Dad came in and remarked that the first of the early spray chrysanths should be ready for cutting in about a week, though we could do with a drop of rain. Only when Mum had poured and we were sitting at the kitchen table did he ask if I’d had a nice weekend.
‘Dad! That house is just beautiful! I’d kill for it!’
‘Out of the way is it, like this place?’
‘Greenleas is secluded; Deer’s Leap is isolated. They get snowed up in winter, but in summer it’s magic. You can look out into forever from the upstairs windows. I’ve never seen such a view. It’s in the Trough of Bowland.’
Dad said he’d never heard of it and I said I wasn’t surprised; that it was as if the people who lived there had conspired through the ages to keep it a secret and out of the reach of incomers. Foreigners, I meant, as in Yorkshire folk and people from further north. ‘You look over to Beacon Fell and Parlick Pike and Fair Oak Fell and it isn’t far from witch country.’
‘There’s no such thing as witches.’ Mum pushed a plate of parkin in my direction.
‘I know that, but it’s so beautiful; sort of breathtaking. Jeannie’s sister is leaving there at the end of the year. It would break my heart if it were me.’
‘Seems as if it’s made an impression on you. You haven’t gone over to the Lancastrians, have you?’
Dad looked a bit put out. The Wars of the Roses may be long over, but in Lancashire and Yorkshire they still keep the feud going, if only over The Cricket.
‘Of course I haven’t, but I’d love to go there again, just for another look. Beth – that’s Jeannie’s sister – has invited me for a goodbye party, sort of. Christmas in a house like that would be wonderful.’
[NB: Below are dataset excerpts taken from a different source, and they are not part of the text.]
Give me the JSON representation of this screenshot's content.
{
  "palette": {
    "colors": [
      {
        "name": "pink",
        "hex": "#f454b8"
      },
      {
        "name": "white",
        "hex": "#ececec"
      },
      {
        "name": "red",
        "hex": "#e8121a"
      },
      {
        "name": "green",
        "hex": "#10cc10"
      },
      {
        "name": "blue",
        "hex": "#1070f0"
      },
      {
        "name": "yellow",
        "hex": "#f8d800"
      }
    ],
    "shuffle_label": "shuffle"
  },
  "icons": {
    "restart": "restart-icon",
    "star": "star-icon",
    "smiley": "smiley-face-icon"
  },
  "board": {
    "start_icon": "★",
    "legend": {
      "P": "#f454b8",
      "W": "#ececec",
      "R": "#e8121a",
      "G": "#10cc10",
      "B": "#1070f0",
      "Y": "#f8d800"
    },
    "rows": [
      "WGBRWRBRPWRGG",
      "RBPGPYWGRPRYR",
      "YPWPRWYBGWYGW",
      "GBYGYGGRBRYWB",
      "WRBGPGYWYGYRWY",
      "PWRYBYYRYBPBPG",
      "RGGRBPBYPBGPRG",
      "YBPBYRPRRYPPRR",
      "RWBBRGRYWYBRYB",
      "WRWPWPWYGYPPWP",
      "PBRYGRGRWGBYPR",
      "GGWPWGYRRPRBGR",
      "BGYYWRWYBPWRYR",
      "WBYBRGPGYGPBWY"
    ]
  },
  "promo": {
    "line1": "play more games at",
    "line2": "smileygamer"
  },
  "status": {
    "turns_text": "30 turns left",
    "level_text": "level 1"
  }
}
‘So what’s this precious Deer’s Leap like, then?’ Mum sounded a bit piqued because I was making such a fuss over a house I mightn’t even see again and because, I suppose, I could even consider spending Christmas anywhere else but Greenleas.
‘We-e-ll, it’s stone, and tile-roofed. One end of it has a gable end that’s V-shaped and it has three rooms and an attic in it. The middle bit has a huge sitting room, with a terrace outside, and two bedrooms. Then there’s an end bit with a big kitchen and dairy and pantry, and a narrow little staircase off it to three rooms above. I suppose the workers slept up there when it was a farm and they wouldn’t have been allowed to use the main staircase. The windows are stone-mullioned, and all shapes and sizes. From the front it looks as if it’s still in the sixteenth century, though it’s been tarted up at the back. It’s a smaller version of Roughlee Hall, Danny says.’
‘Never heard of that place, either,’ Dad shrugged.
‘Of course you have! Surely you’ve heard of the Pendle Witches. Alice Nutter lived at Roughlee. She was a gentle-woman and how she got mixed up in witchcraft, nobody seems to know. She was hanged on Lancaster Moor in 1612.’
‘And you believe such nonsense?’ Mum clucked. ‘All that stuff is a fairy tale, like Robin Hood.’
‘They don’t seem to think so around those parts.’
‘If they believe that, they’ll believe anything!’ Mum had the last word on witches. ‘And I forgot – Piers rang.’
‘What about?’
‘He didn’t say and I didn’t ask!’
‘Well, he’ll ring again, if it’s important.’
‘Aren’t you going to call him back?’
‘Don’t think so.’ As from this weekend, I’d stopped jumping when Piers snapped his fingers.
Mum put mugs and plates on a tray, wearing her button mouth. She placed great hopes on Piers. He was Yorkshire-born, which was a mark in his favour, and even if he had defected to parts south of the River Trent and was earning a living amongst Londoners, she considered it high time we were married.